I used the text of John Henry Newman’s The Idea of a University that I found on the Project Gutenberg website last week to produce two word clouds on Wordle and WordItOut.
There were two differences that jumped out right away when I compared the two: WordItOut seemed to do a better job of weeding out stopwords (“may”), and Wordle accepted without question what I’m pretty sure are character-encoding errors (the pseudo-words beginning with ‘Ä’).
I had pretty much the same experience as everyone else did when I pasted the words from the WordItOut word cloud into the Up-Goer Five Text Editor: it rejected 26 of the words (although it wasn’t concerned in the least that the words, in that order, did not constitute a syntactically valid English sentence.).
I then pasted the same words from the WordItOut word cloud in the CLAWS Part-of-Speech tagger.
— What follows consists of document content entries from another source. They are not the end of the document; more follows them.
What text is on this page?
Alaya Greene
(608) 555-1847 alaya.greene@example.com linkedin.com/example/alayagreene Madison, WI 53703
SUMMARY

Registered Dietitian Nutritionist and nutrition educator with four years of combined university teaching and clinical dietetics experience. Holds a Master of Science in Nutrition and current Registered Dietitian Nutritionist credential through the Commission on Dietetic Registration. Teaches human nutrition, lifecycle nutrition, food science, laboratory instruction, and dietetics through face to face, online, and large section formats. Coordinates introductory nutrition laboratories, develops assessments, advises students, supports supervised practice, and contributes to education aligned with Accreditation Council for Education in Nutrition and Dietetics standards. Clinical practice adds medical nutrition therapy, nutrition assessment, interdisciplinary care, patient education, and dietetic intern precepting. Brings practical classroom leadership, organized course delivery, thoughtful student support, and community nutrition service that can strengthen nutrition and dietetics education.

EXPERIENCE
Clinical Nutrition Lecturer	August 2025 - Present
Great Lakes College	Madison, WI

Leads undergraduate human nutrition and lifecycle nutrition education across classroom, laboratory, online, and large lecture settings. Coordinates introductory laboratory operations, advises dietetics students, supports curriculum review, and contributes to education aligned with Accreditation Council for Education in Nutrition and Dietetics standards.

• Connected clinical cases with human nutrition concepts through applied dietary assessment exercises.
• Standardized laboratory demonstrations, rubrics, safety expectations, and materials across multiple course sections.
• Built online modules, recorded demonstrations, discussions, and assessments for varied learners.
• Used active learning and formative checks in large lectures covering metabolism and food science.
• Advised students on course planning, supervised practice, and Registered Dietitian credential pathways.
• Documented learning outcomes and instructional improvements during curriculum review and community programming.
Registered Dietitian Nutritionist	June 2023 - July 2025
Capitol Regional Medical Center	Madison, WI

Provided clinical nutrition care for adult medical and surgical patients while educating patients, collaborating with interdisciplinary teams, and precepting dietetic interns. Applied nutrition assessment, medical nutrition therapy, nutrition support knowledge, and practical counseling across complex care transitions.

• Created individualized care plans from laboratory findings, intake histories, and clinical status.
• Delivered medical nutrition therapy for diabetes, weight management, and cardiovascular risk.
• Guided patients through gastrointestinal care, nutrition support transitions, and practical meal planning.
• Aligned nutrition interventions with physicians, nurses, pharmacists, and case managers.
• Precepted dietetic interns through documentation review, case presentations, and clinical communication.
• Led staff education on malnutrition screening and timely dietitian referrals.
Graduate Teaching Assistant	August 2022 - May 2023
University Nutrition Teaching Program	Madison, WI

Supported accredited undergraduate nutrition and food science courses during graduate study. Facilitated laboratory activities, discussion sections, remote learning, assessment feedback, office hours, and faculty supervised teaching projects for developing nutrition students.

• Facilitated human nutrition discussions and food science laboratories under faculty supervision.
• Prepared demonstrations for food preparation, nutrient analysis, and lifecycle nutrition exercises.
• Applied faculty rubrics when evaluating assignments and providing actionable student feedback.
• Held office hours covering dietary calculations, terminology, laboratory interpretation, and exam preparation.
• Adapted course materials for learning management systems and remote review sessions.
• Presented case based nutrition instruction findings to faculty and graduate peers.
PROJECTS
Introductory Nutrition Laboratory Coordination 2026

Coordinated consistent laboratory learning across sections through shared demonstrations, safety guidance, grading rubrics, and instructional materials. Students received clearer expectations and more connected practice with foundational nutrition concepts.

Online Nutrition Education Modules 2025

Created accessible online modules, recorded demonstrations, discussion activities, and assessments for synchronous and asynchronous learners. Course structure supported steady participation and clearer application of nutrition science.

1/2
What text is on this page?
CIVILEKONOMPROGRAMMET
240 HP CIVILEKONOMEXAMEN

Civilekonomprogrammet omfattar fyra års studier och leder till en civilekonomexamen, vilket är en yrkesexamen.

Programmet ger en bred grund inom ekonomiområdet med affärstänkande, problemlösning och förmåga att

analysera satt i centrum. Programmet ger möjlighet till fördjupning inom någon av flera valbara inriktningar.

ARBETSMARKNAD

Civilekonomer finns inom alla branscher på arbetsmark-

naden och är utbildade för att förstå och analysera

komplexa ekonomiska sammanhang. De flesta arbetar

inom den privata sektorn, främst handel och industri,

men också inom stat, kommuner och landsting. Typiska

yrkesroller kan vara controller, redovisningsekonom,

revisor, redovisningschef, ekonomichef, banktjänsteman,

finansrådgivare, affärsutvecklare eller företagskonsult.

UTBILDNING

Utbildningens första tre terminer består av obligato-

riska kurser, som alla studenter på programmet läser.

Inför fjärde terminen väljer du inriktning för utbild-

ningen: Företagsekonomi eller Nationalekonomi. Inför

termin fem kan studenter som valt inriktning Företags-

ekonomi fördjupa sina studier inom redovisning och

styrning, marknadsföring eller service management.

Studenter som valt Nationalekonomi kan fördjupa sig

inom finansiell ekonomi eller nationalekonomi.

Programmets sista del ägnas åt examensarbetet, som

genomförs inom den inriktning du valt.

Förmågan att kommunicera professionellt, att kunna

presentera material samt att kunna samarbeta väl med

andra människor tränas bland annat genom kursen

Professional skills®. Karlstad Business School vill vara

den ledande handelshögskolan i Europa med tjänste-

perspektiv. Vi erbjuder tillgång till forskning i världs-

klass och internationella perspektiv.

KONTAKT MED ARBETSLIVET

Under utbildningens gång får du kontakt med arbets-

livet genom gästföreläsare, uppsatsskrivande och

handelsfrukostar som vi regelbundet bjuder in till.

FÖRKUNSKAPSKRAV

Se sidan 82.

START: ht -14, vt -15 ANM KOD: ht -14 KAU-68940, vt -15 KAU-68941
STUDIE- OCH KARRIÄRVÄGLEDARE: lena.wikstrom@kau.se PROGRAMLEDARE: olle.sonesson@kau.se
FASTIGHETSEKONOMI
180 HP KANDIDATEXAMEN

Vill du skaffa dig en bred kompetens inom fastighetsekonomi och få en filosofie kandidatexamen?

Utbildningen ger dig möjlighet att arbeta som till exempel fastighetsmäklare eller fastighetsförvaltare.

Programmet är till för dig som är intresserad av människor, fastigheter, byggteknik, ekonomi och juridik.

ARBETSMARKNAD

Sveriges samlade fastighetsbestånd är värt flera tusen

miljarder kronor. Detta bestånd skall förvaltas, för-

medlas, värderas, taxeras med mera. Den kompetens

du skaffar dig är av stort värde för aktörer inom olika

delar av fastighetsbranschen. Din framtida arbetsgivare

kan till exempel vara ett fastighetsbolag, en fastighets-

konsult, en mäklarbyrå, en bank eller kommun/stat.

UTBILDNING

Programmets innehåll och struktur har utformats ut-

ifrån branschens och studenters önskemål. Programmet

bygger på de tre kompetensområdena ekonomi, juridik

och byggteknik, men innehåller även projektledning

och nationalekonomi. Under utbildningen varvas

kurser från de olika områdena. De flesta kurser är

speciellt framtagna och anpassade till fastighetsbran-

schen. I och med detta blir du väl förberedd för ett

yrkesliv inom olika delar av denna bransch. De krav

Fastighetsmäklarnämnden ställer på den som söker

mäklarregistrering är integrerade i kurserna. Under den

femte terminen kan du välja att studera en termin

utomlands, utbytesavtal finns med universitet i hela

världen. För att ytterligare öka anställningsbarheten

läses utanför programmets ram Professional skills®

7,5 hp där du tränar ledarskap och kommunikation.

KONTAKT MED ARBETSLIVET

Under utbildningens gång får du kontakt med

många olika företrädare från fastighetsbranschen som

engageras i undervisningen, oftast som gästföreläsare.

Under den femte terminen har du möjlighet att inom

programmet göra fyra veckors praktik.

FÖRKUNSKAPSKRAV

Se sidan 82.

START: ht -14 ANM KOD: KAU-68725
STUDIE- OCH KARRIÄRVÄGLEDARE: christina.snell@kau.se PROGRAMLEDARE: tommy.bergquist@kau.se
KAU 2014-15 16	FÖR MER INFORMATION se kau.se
For some reason, the text pasted with spaces between the words, and I had to enter the spaces manually. I noticed that the word list had a similar effect to the “entropic poem” on page 37 of Ramsay’s Reading Machines, which surprised me, since I had assumed that that effect would only be perceptible in a short text.
I get the point of tools like this. There’s a similar one called William Whitaker’s Words that’s very popular among students learning Latin, although the fact that CLAWS accepts bulk input (unlike Whitaker’s Words) is an improvement on the model. And there are useful things, I suppose to be learned about a text from such tools (e.g., to confirm or deny the claim that John Calvin never used adverbs in writing). I didn’t, however, find the output of CLAWS particularly edifying in this case:
I attempted to hand off the URL for the plain text on the Project Gutenberg site directly to TAPoR using “Your Web Page”, but what I got was an HTTP 403 Forbidden error, so I played with Chapter 1 of Moby Dick instead. My sense was that the HyperPo does need a body of text longer than a single chapter in order to be really useful rather than a curiosity.
I don’t feel qualified to comment on whether the use of these tools produces an effect of estrangement and defamiliarization of textuality in general — not being a literature student, I’m not used to relating to textuality in the abstract, as opposed to a particular text or texts. My impression is that tools of this kind will do much more for you if you already know something about the text you are examining in this way, and I certainly got a lot more out the examination of Gratian’s Decretum than of Newman’s Idea of a University.